Chronique

Peter Jacquemyn & Evan Parker

Marsyas Suite

Evan Parker (as, ts), Peter Jacquemyn (b, voc, objets)

Label / Distribution : El Negocito Records

Marsyas est une sorte de martyr de la mythologie grecque. Satyre musicien qui récupéra l’aulos d’Athéna et se mit à en jouer tel un dieu. C’était avant de défier la lyre d’Apollon, ce qui demeurera sans doute comme la première battle de l’histoire de la musique, et de finir écorché vif et pendu à la pinède puisqu’il est acquis que les dieux n’ont pas d’humour. C’est une scène statufiée qu’on peut admirer au Louvre, dans la collection des antiquités. Mais que reste-t-il de la musique ? De cette âpre bataille entre les anches et les cordes ? Comment la faire revivre ? C’est à toutes ces questions que tentent de répondre le saxophoniste Evan Parker et le contrebassiste Peter Jacquemyn dans cette Marsyas Suite enregistré à Bruges en 2012 et que le jeune label belge El Negocito Records a publié récemment.

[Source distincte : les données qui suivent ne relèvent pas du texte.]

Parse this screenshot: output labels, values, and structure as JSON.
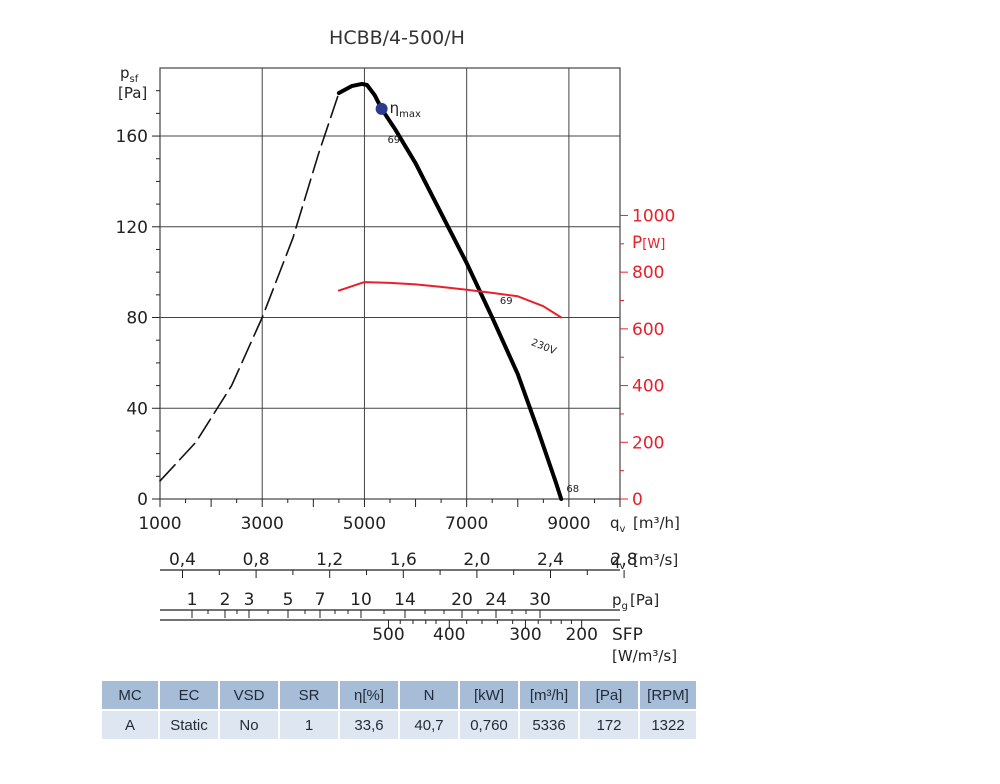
{
  "colors": {
    "curve": "#000000",
    "power": "#e8202a",
    "eta": "#2b3990",
    "grid": "#444444",
    "table_header": "#a6bcd7",
    "table_cell": "#dde6f1"
  },
  "chart_data": {
    "type": "line",
    "title": "HCBB/4-500/H",
    "x_axis": {
      "range": [
        1000,
        10000
      ],
      "ticks": [
        1000,
        3000,
        5000,
        7000,
        9000
      ],
      "label": "q",
      "label_sub": "v",
      "unit": "[m³/h]"
    },
    "y_axis_left": {
      "range": [
        0,
        190
      ],
      "ticks": [
        0,
        40,
        80,
        120,
        160
      ],
      "label": "p",
      "label_sub": "sf",
      "unit": "[Pa]"
    },
    "y_axis_right": {
      "range": [
        0,
        1520
      ],
      "ticks": [
        0,
        200,
        400,
        600,
        800,
        1000
      ],
      "label": "P",
      "unit": "[W]"
    },
    "grid": true,
    "series": [
      {
        "name": "",
        "style": "dashed",
        "x": [
          1000,
          1700,
          2400,
          3000,
          3600,
          4100,
          4500
        ],
        "y": [
          8,
          25,
          50,
          80,
          115,
          152,
          179
        ]
      },
      {
        "name": "",
        "style": "solid",
        "x": [
          4500,
          4750,
          4950,
          5050,
          5200,
          5336,
          5600,
          6000,
          6500,
          7000,
          7500,
          8000,
          8400,
          8750,
          8850
        ],
        "y": [
          179,
          182,
          183,
          182.5,
          178,
          172,
          163,
          148,
          126,
          104,
          80,
          55,
          30,
          7,
          0
        ]
      },
      {
        "name": "230V",
        "axis": "right",
        "style": "solid",
        "x": [
          4500,
          5000,
          5500,
          6000,
          6500,
          7000,
          7500,
          8000,
          8500,
          8850
        ],
        "y": [
          735,
          765,
          762,
          757,
          748,
          738,
          727,
          715,
          680,
          640
        ]
      }
    ],
    "annotations": [
      {
        "text": "69",
        "x": 5450,
        "y": 157
      },
      {
        "text": "69",
        "x": 7650,
        "y": 86
      },
      {
        "text": "68",
        "x": 8950,
        "y": 3
      },
      {
        "text": "230V",
        "x": 8250,
        "y": 68
      }
    ],
    "eta_max": {
      "label": "η",
      "label_sub": "max",
      "x": 5336,
      "y": 172
    },
    "qv_m3s": {
      "label": "q",
      "label_sub": "v",
      "unit": "[m³/s]",
      "ticks": [
        {
          "v": 0.4,
          "t": "0,4"
        },
        {
          "v": 0.8,
          "t": "0,8"
        },
        {
          "v": 1.2,
          "t": "1,2"
        },
        {
          "v": 1.6,
          "t": "1,6"
        },
        {
          "v": 2.0,
          "t": "2,0"
        },
        {
          "v": 2.4,
          "t": "2,4"
        },
        {
          "v": 2.8,
          "t": "2,8"
        }
      ]
    },
    "pg": {
      "label": "p",
      "label_sub": "g",
      "unit": "[Pa]",
      "ticks": [
        1,
        2,
        3,
        5,
        7,
        10,
        14,
        20,
        24,
        30
      ],
      "minor": [
        1.5,
        2.5,
        4,
        6,
        8,
        9,
        12,
        16,
        18,
        22,
        26,
        28
      ]
    },
    "sfp": {
      "label": "SFP",
      "unit": "[W/m³/s]",
      "ticks": [
        {
          "v": 500,
          "x": 5470
        },
        {
          "v": 400,
          "x": 6660
        },
        {
          "v": 300,
          "x": 8150
        },
        {
          "v": 200,
          "x": 9250
        }
      ],
      "minor_x": [
        5700,
        5950,
        6200,
        6400,
        7000,
        7300,
        7600,
        7900,
        8400,
        8650,
        8850,
        9050
      ]
    }
  },
  "table": {
    "headers": [
      "MC",
      "EC",
      "VSD",
      "SR",
      "η[%]",
      "N",
      "[kW]",
      "[m³/h]",
      "[Pa]",
      "[RPM]"
    ],
    "rows": [
      [
        "A",
        "Static",
        "No",
        "1",
        "33,6",
        "40,7",
        "0,760",
        "5336",
        "172",
        "1322"
      ]
    ],
    "col_widths": [
      56,
      58,
      58,
      58,
      58,
      58,
      58,
      58,
      58,
      56
    ]
  }
}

Evans et Jaquemyn ne sont pas des dieux, certes, mais les forces en présence ont quelque chose de démiurgique. En six parties plus ou moins longues, l’Anglais et le Belge refont le match. C’est un propos qui fait confiance à l’instant et à l’instinct, mais chaque rôle est bien distribué. Pour incarner Marsyas, hâbleur et insatiable, Evans est parfait. Jamais il ne cherche un second souffle. Il joue à flot continu, que ce soit dans son étourdissant solo (« Marsyas Suite II ») ou lorsqu’il place des petites attaques incessantes, piquantes et parfois goguenardes (« Marsyas Suite III »). Quant à Peter Jacquemyn, qui d’autre pouvait incarner la vigueur incommensurable d’Apollon ? Les structures de l’improvisation vacillent sous les coups de son jeu physique. Qu’il joue à l’archet ou qu’il claque ses cordes sur divers objets, on a la sensation que l’instrument est enserré dans des mains de géant (« Marsyas Suite V »). La force ou l’agilité. La puissance ou la défiance… C’est la lutte qui s’exerce au fil de cet album.

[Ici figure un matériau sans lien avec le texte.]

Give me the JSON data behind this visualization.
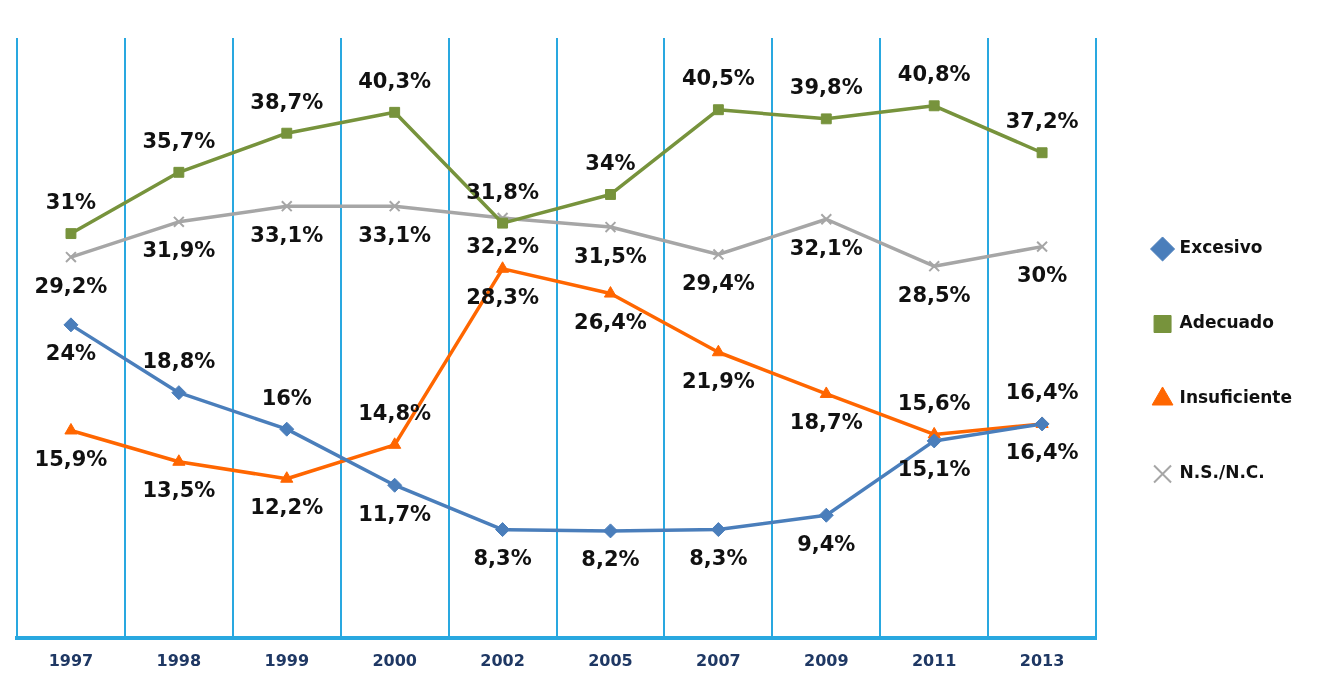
{
  "chart_data": {
    "type": "line",
    "categories": [
      "1997",
      "1998",
      "1999",
      "2000",
      "2002",
      "2005",
      "2007",
      "2009",
      "2011",
      "2013"
    ],
    "ylim": [
      0,
      46
    ],
    "grid": "x",
    "legend": "right",
    "series": [
      {
        "name": "Excesivo",
        "color": "#4a7ebb",
        "marker": "diamond",
        "values": [
          24,
          18.8,
          16,
          11.7,
          8.3,
          8.2,
          8.3,
          9.4,
          15.1,
          16.4
        ],
        "value_labels": [
          "24%",
          "18,8%",
          "16%",
          "11,7%",
          "8,3%",
          "8,2%",
          "8,3%",
          "9,4%",
          "15,1%",
          "16,4%"
        ]
      },
      {
        "name": "Adecuado",
        "color": "#77933c",
        "marker": "square",
        "values": [
          31,
          35.7,
          38.7,
          40.3,
          31.8,
          34,
          40.5,
          39.8,
          40.8,
          37.2
        ],
        "value_labels": [
          "31%",
          "35,7%",
          "38,7%",
          "40,3%",
          "31,8%",
          "34%",
          "40,5%",
          "39,8%",
          "40,8%",
          "37,2%"
        ]
      },
      {
        "name": "Insuficiente",
        "color": "#ff6600",
        "marker": "triangle",
        "values": [
          15.9,
          13.5,
          12.2,
          14.8,
          28.3,
          26.4,
          21.9,
          18.7,
          15.6,
          16.4
        ],
        "value_labels": [
          "15,9%",
          "13,5%",
          "12,2%",
          "14,8%",
          "28,3%",
          "26,4%",
          "21,9%",
          "18,7%",
          "15,6%",
          "16,4%"
        ]
      },
      {
        "name": "N.S./N.C.",
        "color": "#a6a6a6",
        "marker": "cross",
        "values": [
          29.2,
          31.9,
          33.1,
          33.1,
          32.2,
          31.5,
          29.4,
          32.1,
          28.5,
          30
        ],
        "value_labels": [
          "29,2%",
          "31,9%",
          "33,1%",
          "33,1%",
          "32,2%",
          "31,5%",
          "29,4%",
          "32,1%",
          "28,5%",
          "30%"
        ]
      }
    ]
  }
}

Lorsque Jacquemyn harmonise sa contrebasse avec son chant de gorge profond et forcément mystique, on comprend que se rejoue sous nos yeux la défaite de Marsyas. Mais c’est une déroute superbe et disputée, où Peter Evans ne fait que crier son absolue liberté. Le duo ne se défie pas réellement d’ailleurs ; ce n’est pas du catch surjoué, c’est une certitude que la musique rapproche plutôt qu’elle ne divise. Il y a de la concorde dans cet affrontement rugueux mais plein de respect. Si dans la mythologie, Apollon l’emporte toujours sur Marsyas, ne nous leurrons pas : Evan Parker est du genre à vendre chèrement sa peau. Une belle rencontre documentée par un label à suivre.